Lessons Learned: What the Vasa and IT Security Have in Common

History has a way of repeating, and the lessons learned from the sinking of the Vasa hold as true today as they did on Aug. 10, 1628.

For those not familiar with the Vasa, she was arguably the most powerful warship to sail the Baltic, if not the world. Armed with a panoply of 64 guns, including 48 24-pounders (the latest in heavy cannon design), the Vasa’s broadside firepower was a supreme naval achievement, twice the might of the largest ships sailing in Northern Europe at that time. Built for speed and firepower, the Vasa was destined to be a formidable weapon, having no comparison.

So, what does the Vasa and IT security have in common? But for the cannons and destructive power, nearly everything. To understand the relationship, one must examine the history of the Vasa and why she was doomed to fail.

Under the leadership of King Gustav II Adolf, Sweden became a military juggernaut during the Thirty Years War (1618 – 1648). Facing multiple war fronts and an external battle for his throne, the King needed an advanced naval fortress that could defend against any assault presented. Hence, he needed the Vasa.

But the Vasa had a different fate. When the maiden voyage of the Vasa commenced, a small gust of wind caught the ship, pushing it to one side and allowing water to enter through opened gun ports on its lower deck. Within minutes of setting sail and still within the reaches of the Stockholm harbor, the mightiest of warships had inexplicitly sunk. How could this be?

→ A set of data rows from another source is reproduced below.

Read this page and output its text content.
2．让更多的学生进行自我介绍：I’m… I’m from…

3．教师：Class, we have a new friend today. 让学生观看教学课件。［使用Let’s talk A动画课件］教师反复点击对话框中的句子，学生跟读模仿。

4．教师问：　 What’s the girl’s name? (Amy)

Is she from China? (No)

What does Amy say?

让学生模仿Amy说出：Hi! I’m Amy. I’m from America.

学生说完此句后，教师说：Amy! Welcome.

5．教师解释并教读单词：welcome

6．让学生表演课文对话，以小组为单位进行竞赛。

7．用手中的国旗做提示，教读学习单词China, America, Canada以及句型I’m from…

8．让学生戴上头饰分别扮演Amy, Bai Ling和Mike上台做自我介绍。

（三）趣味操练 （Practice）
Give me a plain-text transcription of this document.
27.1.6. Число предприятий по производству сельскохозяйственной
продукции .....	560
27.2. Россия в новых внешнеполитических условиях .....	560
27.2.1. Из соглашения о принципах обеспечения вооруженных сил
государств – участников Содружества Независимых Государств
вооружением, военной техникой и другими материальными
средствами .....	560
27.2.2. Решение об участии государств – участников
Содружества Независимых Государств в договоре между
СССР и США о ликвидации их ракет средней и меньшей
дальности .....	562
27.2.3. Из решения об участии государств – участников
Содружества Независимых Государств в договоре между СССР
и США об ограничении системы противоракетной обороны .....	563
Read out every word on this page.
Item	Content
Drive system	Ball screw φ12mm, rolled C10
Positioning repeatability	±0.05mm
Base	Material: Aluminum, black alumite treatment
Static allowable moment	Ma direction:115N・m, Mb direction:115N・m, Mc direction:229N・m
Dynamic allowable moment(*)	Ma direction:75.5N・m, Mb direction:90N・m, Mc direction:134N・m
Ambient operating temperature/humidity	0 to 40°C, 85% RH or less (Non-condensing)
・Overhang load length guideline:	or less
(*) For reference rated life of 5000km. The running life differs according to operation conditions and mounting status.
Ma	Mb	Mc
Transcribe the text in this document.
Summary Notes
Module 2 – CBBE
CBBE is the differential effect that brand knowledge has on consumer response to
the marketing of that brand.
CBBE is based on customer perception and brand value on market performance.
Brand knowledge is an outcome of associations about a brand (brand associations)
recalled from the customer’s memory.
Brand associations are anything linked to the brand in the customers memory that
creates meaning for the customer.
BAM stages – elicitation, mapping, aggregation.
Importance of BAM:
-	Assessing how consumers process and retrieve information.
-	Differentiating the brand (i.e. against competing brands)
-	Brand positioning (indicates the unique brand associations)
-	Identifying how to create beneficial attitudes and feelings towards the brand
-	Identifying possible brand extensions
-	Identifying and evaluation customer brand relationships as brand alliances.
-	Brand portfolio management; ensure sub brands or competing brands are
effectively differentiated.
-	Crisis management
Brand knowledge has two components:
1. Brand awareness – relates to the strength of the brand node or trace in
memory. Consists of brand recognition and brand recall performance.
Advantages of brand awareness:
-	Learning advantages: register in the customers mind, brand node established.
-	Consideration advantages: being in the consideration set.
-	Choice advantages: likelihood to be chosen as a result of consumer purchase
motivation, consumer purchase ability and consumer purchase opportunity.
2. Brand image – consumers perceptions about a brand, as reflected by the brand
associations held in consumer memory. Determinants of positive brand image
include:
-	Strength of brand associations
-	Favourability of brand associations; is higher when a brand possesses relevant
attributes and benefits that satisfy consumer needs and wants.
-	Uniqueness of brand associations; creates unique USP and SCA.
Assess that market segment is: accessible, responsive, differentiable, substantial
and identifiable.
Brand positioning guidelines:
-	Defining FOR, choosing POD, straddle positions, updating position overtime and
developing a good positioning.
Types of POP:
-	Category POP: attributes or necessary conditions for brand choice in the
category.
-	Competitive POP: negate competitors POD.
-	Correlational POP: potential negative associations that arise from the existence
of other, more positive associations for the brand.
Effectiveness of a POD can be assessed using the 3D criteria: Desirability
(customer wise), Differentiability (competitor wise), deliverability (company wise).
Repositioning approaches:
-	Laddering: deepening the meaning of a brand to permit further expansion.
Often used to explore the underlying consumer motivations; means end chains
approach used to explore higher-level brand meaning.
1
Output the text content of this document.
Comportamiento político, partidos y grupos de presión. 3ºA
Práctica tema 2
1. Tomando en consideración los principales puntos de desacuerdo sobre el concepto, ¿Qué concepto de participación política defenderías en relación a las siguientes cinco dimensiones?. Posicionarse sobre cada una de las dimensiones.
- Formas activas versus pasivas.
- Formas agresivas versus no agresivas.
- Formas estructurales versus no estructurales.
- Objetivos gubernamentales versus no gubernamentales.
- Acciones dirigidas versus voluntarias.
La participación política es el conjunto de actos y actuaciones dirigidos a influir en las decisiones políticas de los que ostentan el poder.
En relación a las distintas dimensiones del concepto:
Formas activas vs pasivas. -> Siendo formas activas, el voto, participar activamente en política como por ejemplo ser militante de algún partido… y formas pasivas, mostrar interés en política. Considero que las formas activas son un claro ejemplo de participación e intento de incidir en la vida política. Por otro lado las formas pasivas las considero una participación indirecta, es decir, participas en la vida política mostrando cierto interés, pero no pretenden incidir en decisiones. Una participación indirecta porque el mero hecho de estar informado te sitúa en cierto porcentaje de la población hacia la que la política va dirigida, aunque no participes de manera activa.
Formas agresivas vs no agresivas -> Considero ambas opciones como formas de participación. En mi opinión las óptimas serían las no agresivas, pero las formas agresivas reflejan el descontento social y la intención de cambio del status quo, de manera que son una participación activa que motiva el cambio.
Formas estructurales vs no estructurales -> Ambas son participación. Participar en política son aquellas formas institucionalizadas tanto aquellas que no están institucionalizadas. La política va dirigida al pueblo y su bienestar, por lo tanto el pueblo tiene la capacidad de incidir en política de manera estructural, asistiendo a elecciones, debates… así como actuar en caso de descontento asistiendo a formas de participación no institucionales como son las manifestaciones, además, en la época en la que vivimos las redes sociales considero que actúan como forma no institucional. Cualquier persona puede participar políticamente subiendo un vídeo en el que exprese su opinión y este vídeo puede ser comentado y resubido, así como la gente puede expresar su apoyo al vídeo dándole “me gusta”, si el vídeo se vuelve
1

History shows that this disaster could have been averted. There were numerous warning signs that illustrated the risk at hand. The hull was not sufficiently deep and significantly underweight in ballast. Above the waterline, the superstructure was too tall and heavy. Even a pre-launch demonstration showed that the ship was highly unstable and prone to capsize, yet nothing was done to stop the pending disaster.

Compounding matters were the myriad changes to the ship’s design (many of which were done for purely aesthetic reasons), and a construction pace that left little room for error. In the end the King, who was located in a far-off country, had ultimate approval authority, and by exercising it, he eliminated outside debate and any possibility for constructive criticism, leaving nothing to be altered, corrected or fixed.

By comparison, today’s enterprise networks face relentless attacks from a myriad of sources, driving the need to deploy cutting edge cyber security solutions. Often, these solutions are deployed because of their hype or promise, yet in the end they lack functionality and capability, and ultimately do not meet the actual needs of the organization.

Which brings up the point about working in IT security. Plans are set in place for specific reasons, but over time business and technology needs change, and the art of understanding the WHY something is being done, or was done in the past, often gets pushed out of the discussion.

In this age of advanced interconnectivity between the cyber world and the physical world, cyber attacks have repercussions that extend to physical safety. It is not enough to simply be accountable anymore. Organizations need to move beyond simple accountability and approval checkboxes and aim for a higher purpose – safety – as a priority.

When decisions are made, staff is often reluctant to question or push back. Warning signs are ignored, and for reasons no one can quite explain, when responses are provided, they often fall flat with: “That’s the way we’ve always done it”.

It should not be so.

To avoid this trap, IT security groups should:

• Regularly evaluate plans and challenge the status quo, asking “why” and reviewing best practices and policies to ensure they still meet the current needs, goals and ambitions of the organization.
• Communicate with cross-team members to ensure everyone understands “why” things are done rather than only the “how” things get done.
• Finally, help management understand the consequences of IT and IT security decisions. Ideas should be assessed on their own merits, rather than what they look like on paper or from afar.

Working in IT and cyber security has never been easy or with more consequence. When an environment resembles the Vasa, disaster is bound to result. It is not enough to understand the principles behind how a Vasa environment comes to be. Organizations need to create and foster an environment that openly supports the understanding of the “why” behind approaches and decisions, and must ensure these still meet their original intent. This needs to be core to today’s IT and IT security process.

Bottom Line: As said many times: “Those who do not learn from history are doomed to repeat it.” The Vasa gives us that lesson that we can learn from today.